В том, что юный партизанский разведчик сделает всё, как надо, Везунок не сомневался. Будто почувствовал уже, что Вовка Яровой — заговорённый.
Костры в ночи
Оккупированный Крым. Район Феодосии
— У тебя бомбы есть?! — прокричал Саша на ухо пилоту, привстав в штурманском «гнезде» фюзеляжа чуть ли не во весь рост.
— Сядь! — не оборачиваясь, бесцеремонно пихнула его назад ладонью лейтенант Засохина. — Бомбы?!.. — Она резко накренилась в сторону вместе со штурвалом, будто её девичьего веса только и не хватает, чтобы завалить «У-2» на крыло, поскорее отвернуть от столба света, угрожающе поползшего им навстречу.
— Бомбы, блин! — по-мужицки выругалась Татьяна Засохина. — Полные корзины!..
[50]
Где они?
Плюхнувшись на сиденье, Саша, тем не менее, снова перегнулся вперед и протянул руку через плечо лейтенанта:
— Заходи на позицию!
За неполные две-три секунды частого сердцебиения, когда едва ли не случайно внезапно вспыхнувший впереди луч немецкого прожектора упёрся в серое брюхо «У-2» Колодяжной, Новик успел засечь азимут, определить, откуда растут, вытягиваются в чёрное небо пунктиры трассеров. Откуда полосуют свистящими и светящимися кнутами очередей немецкие пулемёты утлый её самолётик, то чернеющий в голубых струях света, то предательски блестящий, словно хромированная фигурка на чёрном капоте.
Казалось, не секунды, а долгие часы полосуют, разрывают его в клочья.

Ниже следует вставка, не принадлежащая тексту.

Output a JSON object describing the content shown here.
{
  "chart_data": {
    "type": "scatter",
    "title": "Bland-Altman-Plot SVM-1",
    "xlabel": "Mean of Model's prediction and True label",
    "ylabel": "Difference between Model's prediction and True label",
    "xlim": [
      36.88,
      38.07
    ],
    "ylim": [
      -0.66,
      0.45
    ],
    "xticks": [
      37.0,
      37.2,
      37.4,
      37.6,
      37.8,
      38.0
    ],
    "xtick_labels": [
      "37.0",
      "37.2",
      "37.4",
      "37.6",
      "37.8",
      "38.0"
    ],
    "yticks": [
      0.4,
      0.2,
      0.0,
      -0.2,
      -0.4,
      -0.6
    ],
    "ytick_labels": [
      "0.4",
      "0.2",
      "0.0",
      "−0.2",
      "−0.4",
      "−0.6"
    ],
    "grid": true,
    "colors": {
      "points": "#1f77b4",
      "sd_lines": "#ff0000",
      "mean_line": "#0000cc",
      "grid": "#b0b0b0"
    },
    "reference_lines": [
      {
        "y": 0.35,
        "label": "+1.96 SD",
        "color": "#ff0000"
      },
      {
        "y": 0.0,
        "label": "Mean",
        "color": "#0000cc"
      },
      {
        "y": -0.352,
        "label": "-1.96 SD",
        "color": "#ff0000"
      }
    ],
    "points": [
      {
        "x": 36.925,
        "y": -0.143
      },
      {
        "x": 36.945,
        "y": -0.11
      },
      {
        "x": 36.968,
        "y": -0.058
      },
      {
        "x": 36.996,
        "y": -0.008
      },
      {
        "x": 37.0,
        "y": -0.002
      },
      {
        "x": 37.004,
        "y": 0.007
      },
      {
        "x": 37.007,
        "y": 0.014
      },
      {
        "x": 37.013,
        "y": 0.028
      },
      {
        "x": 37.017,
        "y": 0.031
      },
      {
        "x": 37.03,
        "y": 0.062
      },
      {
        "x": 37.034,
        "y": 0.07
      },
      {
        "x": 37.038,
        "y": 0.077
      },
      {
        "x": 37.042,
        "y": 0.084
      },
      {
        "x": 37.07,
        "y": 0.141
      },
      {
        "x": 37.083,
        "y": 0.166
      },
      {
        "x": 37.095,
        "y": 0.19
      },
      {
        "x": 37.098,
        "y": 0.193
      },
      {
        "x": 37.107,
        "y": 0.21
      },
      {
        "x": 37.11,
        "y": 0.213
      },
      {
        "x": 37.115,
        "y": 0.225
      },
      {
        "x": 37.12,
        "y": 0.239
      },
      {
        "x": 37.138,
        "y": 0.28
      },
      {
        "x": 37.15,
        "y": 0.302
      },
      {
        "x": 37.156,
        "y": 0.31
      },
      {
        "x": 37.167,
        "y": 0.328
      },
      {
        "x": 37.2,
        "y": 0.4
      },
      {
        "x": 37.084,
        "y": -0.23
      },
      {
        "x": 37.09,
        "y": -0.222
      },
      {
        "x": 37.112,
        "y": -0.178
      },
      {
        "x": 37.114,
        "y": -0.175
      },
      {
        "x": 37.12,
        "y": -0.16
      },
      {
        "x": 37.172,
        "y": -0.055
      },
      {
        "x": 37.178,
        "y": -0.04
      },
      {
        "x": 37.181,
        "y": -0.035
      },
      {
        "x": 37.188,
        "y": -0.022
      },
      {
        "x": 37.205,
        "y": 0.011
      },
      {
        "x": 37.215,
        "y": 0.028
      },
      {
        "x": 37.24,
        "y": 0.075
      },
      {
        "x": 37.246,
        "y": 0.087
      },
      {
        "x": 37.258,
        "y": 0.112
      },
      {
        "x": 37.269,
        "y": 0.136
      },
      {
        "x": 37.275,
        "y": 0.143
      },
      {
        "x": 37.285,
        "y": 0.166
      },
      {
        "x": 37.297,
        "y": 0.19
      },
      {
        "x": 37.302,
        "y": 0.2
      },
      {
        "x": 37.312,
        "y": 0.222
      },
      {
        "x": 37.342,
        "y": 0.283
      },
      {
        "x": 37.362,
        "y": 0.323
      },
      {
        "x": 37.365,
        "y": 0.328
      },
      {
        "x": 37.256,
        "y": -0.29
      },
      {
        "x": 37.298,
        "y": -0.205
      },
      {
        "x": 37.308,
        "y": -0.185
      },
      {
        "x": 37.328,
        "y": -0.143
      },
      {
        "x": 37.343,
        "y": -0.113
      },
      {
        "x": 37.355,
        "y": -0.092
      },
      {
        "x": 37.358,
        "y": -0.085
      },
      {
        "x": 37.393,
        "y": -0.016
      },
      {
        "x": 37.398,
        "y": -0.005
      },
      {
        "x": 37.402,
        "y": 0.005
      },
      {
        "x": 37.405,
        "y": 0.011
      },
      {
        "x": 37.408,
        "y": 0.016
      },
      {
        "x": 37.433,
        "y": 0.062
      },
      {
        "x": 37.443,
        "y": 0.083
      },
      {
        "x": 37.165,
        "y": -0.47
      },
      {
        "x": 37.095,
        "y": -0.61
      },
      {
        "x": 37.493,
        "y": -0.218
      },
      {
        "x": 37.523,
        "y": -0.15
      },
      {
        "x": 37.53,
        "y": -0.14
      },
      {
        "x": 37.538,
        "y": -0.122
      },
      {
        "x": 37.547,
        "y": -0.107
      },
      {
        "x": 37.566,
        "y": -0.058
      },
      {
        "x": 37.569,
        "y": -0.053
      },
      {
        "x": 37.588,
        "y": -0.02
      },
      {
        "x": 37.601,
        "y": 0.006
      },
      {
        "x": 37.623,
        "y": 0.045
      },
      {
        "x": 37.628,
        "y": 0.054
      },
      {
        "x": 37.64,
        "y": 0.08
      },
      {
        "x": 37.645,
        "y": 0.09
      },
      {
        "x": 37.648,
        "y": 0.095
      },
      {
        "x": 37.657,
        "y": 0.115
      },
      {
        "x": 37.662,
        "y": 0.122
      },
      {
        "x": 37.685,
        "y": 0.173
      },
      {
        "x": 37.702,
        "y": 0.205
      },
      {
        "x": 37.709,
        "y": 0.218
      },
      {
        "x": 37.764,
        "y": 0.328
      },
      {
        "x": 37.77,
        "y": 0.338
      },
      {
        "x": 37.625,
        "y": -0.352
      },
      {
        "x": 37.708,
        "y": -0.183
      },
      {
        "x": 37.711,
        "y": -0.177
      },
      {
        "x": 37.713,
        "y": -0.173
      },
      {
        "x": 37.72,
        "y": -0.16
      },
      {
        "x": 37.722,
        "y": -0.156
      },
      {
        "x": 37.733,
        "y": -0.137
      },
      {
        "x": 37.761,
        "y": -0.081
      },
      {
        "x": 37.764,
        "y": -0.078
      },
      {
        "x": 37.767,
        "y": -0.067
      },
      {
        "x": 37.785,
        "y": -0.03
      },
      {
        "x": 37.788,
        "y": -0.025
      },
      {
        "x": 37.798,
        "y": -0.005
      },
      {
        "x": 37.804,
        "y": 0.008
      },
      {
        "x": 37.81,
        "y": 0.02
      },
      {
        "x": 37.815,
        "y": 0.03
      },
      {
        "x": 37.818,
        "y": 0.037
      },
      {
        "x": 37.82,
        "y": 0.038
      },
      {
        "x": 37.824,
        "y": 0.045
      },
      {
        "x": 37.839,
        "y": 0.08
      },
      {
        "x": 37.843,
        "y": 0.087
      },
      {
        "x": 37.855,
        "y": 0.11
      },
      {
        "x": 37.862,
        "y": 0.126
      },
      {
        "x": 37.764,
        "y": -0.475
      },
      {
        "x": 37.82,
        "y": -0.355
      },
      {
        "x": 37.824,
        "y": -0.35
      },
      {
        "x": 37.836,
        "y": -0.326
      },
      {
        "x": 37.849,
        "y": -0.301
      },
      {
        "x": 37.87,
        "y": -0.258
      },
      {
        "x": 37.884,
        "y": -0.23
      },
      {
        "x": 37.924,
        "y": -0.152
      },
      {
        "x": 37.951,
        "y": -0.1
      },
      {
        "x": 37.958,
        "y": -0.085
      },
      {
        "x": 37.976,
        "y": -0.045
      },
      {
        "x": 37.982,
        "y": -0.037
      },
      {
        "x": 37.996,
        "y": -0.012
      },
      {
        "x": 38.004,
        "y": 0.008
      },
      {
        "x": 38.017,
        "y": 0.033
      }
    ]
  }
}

— Заходи вправо! Будем крыть сзади! — прокричал Саша в круглую выпуклость кожаного наушника на шлеме Татьяны.
Дань скорее форменному покрою, так как раций на «У-2», как правило, не водилось.
Татьяна обернулась. Секунду её серые глаза с каким-то удивительным, озёрным спокойствием отражались скорее даже не в зрачках, а в самой душе Новика. Обдать она его хотела этим своим озёрным холодом, остудить или вытрезвить? Но, в любом случае, это только придало ему ещё большей уверенности.
«Она сможет, — понял Александр. — Она — да!»
— Ну и что?! — насмешливо дёрнула уголком губ Татьяна. — Ну, зайдём? Сходишь ты на них, что ли?
— По большому! Очень! — многообещающе кивнул Саша, распуская петлю походного «сидора».
Если бы их «небесный тихоход» чуть раньше добрался бы до намеченной позиции, чуть раньше свалился бы в насильственный штопор, заменявший шедевру лёгкой бомбардировочной авиации штурмовое пикирование
[51]
, ситуация оказалась бы проще. Успей они чуть раньше, может быть, не успел бы тогда старший пулемётчик расчёта гефрайтер Урбан. И стежки бело-голубой строчки трассирующих пуль не разорвали бы элерон «У-2» на правом нижнем крыле.
Но уже в следующее мгновение после того, как это случилось, Новик, выбравшись на перекошенное крыло и держась одной рукой за расчалки, швырнул другой рукою фугас в коробке деревянного корпуса. Швырнул вниз, в самый эпицентр, откуда веером расходились пунктиры трассеров. Красная точка трута канула во мгле.
Возникла долгая пауза ожидания, настолько напряжённого, что казалось, отступили, провалились в омут тишины, и рёв близкой теперь сирены, и керамический стук мотора, и тявканье зенитных пулемётов. И наконец…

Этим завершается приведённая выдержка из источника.